Turkey was ordered by the European Court of Human Rights (ECHR) [official website] to pay €20,000 (USD $27,000) in damages to Mesut Deniz for his torture at the hands of police in a judgment [text] released Tuesday. Deniz, a 38-year-old Turkish National, was arrested in October 1999 and is currently being detained in Sincan Prison, Ankara Province. Medical reports from the days following his arrest show a number of bodily injuries that Deniz alleges were inflicted by police officers who beat him, administered electric shocks, and twisted his genitals, among other forms of torture. Deniz's complaint of ill-treatment relied on Articles 3 and 13 of the European Convention on Human Rights [text, PDF] prohibiting torture and providing a right to effective remedy. An officer was charged for the mistreatment in 2000 but was acquitted in 2007. The Turkish court denied Deniz's attempt to appeal the decision because he "had not made himself a civil party to proceedings."

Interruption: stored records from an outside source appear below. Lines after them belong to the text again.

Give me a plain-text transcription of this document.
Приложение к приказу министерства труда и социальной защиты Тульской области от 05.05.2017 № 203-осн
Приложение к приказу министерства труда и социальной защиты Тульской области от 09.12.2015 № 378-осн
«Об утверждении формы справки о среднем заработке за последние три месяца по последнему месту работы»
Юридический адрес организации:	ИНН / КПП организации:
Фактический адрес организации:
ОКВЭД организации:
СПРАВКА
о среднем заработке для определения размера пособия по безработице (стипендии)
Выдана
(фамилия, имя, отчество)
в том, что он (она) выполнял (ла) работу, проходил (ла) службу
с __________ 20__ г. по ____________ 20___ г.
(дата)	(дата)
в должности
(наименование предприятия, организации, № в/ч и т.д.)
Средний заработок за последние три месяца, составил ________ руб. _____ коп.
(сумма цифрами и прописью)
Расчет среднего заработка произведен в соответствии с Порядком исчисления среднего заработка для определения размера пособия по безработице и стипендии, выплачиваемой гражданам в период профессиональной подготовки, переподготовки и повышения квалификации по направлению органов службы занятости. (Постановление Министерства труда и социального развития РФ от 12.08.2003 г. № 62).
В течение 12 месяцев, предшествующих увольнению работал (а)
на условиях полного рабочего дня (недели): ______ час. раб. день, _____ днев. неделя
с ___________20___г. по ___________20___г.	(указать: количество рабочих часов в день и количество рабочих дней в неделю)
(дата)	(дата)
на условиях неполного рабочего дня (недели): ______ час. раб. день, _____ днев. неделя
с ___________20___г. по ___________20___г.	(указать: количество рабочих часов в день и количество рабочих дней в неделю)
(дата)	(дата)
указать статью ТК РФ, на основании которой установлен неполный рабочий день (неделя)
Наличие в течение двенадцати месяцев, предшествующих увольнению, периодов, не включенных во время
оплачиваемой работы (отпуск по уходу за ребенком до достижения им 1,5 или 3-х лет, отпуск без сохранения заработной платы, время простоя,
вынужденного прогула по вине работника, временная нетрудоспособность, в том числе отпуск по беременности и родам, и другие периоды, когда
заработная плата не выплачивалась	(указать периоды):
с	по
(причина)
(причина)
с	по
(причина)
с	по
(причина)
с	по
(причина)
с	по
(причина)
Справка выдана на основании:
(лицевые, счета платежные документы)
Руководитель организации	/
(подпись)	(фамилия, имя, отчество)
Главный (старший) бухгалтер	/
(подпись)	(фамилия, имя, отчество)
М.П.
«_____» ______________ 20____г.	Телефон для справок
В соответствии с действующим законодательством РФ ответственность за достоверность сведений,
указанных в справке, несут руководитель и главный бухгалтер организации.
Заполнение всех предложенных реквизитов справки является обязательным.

Turkey has faced criticism for the conduct of its police in the past. The Council of Europe [official website] Commissioner for Human Rights called for investigation [JURIST report] into the "extremely disproportionate" use of force by Turkey police against anti-government protesters in July. Nine lawyers were charged [JURIST report] in January for suspected membership in an outlawed revolutionary group. Human Rights Watch [advocacy website] condemned the arrests as symptomatic of Turkey's use of broad anti-terrorism laws to suppress legitimate activities. In October 2012 the ECHR ruled [JURIST report] that Turkey had violated Articles 3 and 14 of the European Convention on Human Rights when it mistreated a gay man during his prison detention.